Das Thüringer Umweltministerium stellt neben den 1,64 Millionen Euro aus Mitteln der Dorferneuerung weitere 710.000 Euro - überwiegend aus Mitteln der Förderrichtlinie Entwicklung von Natur und Landschaft - für die spätere Ausgestaltung des Biosphärenreservat-Informationszentrums bereit. Foto: Ralf Ehrlich

Das Thüringer Umweltministerium stellt neben den 1,64 Millionen Euro aus Mitteln der Dorferneuerung weitere 710.000 Euro - überwiegend aus Mitteln der Förderrichtlinie Entwicklung von Natur und Landschaft - für die spätere Ausgestaltung des Biosphärenreservat-Informationszentrums bereit. Foto: Ralf Ehrlich

Foto: zgt

"Mit unseren Partnern von Regionalverbund und Gemeinde haben wir eine Lösung gefunden, von der Dorfgemeinschaft, Tourismus und der Naturschutz profitieren", sagte Thüringens Umweltminister Jürgen Reinholz anlässlich der Übergabe des Förderbescheides, ausgestellt vom Amt für Landentwicklung und Flurneuordnung Gotha, am Mittwoch in Schmiedefeld.

Das Haus soll zukünftig neben Räumen für die Dorfgemeinschaft die Touristeninformation Schmiedefeld, die Verwaltung des Biosphärenreservats Vessertal-Thüringer Wald sowie das Informationszentrum des Biosphärenreservats beherbergen. Insgesamt investieren die Europäische Union, der Bund und der Freistaat Thüringen sowie der Regionalverbund Thüringer Wald und die Gemeinde Schmiedefeld rund 3,5 Millionen Euro.

Das Thüringer Umweltministerium stellt neben den 1,64 Millionen Euro aus Mitteln der Dorferneuerung weitere 710.000 Euro - überwiegend aus Mitteln der Förderrichtlinie Entwicklung von Natur und Landschaft - für die spätere Ausgestaltung des Biosphärenreservat-Informationszentrums bereit.
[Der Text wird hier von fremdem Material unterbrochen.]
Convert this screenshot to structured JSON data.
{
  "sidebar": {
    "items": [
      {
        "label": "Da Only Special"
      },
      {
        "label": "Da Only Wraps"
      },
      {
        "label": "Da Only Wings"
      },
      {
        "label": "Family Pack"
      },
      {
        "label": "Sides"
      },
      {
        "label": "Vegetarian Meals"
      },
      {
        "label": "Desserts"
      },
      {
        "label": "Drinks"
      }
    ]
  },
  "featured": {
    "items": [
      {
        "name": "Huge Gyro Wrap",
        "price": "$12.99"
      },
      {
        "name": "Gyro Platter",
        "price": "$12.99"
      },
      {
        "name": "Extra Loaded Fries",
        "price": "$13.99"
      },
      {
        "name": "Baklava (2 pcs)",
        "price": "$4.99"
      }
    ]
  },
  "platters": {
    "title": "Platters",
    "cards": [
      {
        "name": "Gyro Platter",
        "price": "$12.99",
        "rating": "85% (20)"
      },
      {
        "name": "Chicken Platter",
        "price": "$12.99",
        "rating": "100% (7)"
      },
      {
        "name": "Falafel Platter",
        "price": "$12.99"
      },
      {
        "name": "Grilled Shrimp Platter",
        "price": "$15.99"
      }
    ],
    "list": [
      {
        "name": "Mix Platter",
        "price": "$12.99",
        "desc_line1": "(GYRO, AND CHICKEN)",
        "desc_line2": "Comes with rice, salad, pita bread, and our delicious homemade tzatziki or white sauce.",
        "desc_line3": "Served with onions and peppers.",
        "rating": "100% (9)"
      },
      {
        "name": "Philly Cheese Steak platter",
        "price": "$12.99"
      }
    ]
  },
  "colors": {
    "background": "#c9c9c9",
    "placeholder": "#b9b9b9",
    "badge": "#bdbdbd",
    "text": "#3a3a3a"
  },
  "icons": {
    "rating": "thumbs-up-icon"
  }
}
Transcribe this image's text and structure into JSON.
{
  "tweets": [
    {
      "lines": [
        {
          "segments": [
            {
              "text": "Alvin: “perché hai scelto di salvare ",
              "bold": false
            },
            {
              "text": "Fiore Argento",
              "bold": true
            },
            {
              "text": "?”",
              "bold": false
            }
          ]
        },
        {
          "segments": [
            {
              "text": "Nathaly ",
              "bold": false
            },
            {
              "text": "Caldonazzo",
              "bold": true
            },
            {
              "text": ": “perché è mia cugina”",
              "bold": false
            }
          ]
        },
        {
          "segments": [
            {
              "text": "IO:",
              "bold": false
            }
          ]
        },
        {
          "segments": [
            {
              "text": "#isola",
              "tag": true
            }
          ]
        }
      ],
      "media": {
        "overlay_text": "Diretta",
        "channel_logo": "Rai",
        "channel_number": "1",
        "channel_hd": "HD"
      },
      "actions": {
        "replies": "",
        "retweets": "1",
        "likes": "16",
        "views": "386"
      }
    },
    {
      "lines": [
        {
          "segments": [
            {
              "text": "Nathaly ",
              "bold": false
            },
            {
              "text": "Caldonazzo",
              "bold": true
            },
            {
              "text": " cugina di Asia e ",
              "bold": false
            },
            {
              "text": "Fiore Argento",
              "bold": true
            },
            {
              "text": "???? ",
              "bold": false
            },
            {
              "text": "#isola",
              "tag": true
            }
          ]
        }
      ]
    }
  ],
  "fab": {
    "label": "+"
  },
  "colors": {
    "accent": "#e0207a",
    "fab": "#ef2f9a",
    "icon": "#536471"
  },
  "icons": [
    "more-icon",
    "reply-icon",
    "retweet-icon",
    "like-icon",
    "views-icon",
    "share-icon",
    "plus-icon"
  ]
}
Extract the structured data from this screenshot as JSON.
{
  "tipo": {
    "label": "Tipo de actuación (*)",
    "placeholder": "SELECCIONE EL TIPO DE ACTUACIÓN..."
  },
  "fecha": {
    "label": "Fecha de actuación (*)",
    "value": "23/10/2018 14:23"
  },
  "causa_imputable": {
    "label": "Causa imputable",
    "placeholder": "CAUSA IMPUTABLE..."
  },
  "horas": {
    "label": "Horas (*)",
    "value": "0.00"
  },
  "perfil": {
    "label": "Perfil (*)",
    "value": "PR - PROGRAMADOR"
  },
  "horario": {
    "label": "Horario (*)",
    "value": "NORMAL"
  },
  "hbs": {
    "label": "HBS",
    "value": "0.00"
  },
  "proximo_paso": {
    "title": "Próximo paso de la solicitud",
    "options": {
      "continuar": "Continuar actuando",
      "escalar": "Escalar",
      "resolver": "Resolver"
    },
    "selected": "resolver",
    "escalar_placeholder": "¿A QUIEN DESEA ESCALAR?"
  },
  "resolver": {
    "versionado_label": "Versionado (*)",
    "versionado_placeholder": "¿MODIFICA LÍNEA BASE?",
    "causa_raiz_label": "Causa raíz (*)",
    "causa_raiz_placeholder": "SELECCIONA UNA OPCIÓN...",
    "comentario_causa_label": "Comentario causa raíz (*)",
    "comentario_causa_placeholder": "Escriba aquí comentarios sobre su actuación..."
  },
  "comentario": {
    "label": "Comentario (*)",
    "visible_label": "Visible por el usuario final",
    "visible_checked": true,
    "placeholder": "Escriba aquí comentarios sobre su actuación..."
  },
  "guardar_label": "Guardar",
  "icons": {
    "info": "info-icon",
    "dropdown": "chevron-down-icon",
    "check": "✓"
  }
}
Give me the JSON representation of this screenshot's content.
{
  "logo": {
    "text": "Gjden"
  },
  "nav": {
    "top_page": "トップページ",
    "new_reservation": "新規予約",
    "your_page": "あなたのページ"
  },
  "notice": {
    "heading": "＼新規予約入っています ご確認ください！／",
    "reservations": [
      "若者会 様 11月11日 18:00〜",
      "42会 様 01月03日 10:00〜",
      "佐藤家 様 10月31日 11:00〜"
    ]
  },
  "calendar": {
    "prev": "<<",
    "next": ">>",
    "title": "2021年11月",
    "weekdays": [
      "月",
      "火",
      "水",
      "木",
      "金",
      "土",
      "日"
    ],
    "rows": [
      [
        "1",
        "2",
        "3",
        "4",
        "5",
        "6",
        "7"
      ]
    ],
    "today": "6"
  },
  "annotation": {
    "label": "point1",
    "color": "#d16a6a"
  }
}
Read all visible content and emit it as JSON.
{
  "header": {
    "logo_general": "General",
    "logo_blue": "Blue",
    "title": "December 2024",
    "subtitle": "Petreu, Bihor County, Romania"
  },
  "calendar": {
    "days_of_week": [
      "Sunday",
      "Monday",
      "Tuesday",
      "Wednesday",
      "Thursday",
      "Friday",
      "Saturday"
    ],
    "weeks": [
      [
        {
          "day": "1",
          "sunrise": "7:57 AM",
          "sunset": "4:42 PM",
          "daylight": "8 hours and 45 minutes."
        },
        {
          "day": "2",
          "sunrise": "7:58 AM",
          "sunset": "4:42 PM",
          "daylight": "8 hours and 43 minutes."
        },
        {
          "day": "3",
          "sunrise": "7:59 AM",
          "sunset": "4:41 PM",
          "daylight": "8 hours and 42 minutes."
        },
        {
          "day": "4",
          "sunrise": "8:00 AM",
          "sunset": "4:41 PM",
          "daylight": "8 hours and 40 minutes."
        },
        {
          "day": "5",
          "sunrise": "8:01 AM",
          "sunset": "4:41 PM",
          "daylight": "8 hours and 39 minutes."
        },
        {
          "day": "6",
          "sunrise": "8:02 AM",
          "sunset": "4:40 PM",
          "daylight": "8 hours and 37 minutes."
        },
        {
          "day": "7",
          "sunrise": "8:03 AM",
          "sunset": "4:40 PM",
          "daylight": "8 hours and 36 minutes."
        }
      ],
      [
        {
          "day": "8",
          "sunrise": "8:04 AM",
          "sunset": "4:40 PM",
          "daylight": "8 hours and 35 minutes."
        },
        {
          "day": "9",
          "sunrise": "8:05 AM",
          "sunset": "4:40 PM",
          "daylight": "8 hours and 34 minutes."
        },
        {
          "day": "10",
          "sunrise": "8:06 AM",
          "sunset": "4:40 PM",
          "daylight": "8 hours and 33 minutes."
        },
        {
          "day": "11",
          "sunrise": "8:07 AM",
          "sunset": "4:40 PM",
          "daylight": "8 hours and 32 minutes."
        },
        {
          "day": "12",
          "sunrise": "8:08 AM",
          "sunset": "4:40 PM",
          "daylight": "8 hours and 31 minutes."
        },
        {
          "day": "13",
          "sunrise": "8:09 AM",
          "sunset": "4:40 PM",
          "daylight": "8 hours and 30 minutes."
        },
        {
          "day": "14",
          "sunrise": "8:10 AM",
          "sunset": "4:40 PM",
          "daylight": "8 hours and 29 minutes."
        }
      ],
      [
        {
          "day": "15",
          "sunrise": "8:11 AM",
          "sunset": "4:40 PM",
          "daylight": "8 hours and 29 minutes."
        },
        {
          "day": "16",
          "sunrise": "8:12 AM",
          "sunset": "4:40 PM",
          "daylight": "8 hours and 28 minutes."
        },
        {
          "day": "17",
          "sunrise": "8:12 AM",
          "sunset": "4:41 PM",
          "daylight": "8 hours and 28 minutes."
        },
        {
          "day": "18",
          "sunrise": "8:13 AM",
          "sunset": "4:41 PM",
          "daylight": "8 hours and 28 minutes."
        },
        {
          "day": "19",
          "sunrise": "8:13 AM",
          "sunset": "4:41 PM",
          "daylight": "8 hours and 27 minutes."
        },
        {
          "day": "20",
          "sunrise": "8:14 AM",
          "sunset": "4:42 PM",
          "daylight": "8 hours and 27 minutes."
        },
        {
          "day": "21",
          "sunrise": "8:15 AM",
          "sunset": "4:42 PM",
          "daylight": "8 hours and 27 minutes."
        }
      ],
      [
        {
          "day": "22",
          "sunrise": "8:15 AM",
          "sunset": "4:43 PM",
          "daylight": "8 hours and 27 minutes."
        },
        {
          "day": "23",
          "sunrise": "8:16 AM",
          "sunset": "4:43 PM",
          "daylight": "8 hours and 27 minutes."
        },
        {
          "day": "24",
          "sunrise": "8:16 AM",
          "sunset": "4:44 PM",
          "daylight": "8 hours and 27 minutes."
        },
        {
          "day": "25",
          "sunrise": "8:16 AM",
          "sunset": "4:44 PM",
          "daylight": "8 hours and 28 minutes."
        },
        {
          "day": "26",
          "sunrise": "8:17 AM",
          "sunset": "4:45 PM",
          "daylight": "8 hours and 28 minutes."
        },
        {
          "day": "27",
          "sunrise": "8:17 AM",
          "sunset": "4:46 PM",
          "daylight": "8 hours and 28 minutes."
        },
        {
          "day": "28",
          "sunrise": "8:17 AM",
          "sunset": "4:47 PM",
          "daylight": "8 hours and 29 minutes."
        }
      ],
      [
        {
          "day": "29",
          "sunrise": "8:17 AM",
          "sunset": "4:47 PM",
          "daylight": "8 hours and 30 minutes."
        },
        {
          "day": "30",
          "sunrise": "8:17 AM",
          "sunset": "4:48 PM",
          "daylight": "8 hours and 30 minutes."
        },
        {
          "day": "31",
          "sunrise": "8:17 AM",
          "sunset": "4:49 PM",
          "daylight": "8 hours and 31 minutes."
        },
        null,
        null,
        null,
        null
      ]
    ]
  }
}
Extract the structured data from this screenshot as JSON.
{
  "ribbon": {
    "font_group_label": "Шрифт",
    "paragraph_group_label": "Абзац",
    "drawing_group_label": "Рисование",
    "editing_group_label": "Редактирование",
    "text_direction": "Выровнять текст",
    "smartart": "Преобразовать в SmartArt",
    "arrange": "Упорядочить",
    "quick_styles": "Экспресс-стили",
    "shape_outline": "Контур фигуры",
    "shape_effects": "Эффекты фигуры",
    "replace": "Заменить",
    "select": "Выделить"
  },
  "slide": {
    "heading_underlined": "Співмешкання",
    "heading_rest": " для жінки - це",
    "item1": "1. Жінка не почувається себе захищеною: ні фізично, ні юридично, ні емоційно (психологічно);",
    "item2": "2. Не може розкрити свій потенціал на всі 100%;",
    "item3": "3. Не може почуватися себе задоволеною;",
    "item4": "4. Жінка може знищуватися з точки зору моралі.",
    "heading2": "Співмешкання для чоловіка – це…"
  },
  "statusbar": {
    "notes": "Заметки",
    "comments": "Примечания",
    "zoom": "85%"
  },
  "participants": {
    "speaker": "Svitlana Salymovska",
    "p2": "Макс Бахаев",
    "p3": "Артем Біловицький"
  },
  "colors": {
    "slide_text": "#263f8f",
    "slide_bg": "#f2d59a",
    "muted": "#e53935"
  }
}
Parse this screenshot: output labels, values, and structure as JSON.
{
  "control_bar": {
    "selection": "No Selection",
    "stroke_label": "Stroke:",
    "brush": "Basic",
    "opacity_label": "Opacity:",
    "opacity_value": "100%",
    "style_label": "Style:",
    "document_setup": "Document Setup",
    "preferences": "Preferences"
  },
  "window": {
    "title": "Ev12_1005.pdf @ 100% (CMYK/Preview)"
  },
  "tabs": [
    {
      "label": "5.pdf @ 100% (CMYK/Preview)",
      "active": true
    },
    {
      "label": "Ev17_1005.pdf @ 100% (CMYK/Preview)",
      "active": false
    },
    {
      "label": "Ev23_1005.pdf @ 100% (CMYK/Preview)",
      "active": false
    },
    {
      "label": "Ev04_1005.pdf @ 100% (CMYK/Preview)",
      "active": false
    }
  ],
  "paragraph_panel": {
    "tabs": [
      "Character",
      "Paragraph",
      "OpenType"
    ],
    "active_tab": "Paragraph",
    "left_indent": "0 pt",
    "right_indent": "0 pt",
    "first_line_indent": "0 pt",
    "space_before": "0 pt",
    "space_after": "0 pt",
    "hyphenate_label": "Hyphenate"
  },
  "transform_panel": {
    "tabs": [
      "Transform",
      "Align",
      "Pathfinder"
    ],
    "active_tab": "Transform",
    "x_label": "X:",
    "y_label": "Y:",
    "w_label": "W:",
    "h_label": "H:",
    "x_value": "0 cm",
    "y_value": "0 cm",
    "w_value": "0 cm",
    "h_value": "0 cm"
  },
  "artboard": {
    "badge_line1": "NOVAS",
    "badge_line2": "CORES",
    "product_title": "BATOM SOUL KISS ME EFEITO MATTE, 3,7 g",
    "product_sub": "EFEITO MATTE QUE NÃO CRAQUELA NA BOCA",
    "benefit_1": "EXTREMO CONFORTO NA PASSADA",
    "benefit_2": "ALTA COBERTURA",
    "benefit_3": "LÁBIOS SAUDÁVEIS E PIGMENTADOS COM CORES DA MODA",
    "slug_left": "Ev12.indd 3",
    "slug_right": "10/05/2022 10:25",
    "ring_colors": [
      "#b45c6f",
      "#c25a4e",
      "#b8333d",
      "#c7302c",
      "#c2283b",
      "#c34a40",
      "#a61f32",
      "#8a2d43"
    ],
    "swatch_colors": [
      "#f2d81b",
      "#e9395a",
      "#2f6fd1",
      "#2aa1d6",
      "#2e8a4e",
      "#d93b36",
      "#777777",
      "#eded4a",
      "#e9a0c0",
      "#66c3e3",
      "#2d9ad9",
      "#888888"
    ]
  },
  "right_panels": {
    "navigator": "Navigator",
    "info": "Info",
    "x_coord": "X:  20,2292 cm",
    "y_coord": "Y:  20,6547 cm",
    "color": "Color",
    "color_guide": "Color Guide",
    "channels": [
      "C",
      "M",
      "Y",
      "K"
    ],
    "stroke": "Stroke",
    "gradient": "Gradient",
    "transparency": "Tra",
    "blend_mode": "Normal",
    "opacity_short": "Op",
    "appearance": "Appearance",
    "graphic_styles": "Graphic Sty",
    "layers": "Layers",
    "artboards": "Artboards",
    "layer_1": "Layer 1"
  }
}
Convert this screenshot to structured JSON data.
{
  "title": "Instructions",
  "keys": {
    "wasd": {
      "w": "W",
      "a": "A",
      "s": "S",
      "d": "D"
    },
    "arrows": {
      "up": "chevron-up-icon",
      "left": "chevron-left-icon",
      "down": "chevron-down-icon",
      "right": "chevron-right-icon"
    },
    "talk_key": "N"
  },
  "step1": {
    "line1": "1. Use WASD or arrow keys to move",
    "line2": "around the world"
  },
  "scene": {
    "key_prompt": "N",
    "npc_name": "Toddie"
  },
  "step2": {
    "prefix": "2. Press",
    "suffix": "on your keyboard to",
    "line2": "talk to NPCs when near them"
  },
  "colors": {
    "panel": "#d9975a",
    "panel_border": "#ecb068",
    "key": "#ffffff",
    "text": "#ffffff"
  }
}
"Hier handelt es ich um ein Projekt mit Vorzeigecharakter: Interessen des Naturschutzes und der nachhaltigen Regionalentwicklung werden in die der Dorferneuerung integriert. Gleichzeitig wird das Bürgerhaus mit Infozentrum die lokale Wirtschaft stärken", sagte der Minister.

Hintergrund

Seit mehreren Jahren suchen die Verwaltung des Biosphärenreservats und das TMLFUN nach einem geeigneten Standort für ein Informationszentrum. Ohne ein solches Zentrum stünden die Chancen schlecht, von der UNESCO als erweitertes Biosphärenreservat anerkannt zu werden. Gleichzeitig ist es Aufgabe der Biosphärenreservate, Modellprojekte zur nachhaltigen Entwicklung anzustoßen und mit den regionalen Akteuren umzusetzen. Das neue multifunktionale Bürgerhaus erfüllt diesen Anspruch in vorbildlicher Weise.

Das Haus am Hohen Stein war in den 1980er Jahren Anlaufpunkt für Feriengäste der Region. Seit der Wende wurde das Gebäude nur noch teilweise genutzt. Aktuell befinden sich dort die Touristeninformation, der Gemeindesaal sowie einige Vereinsräume.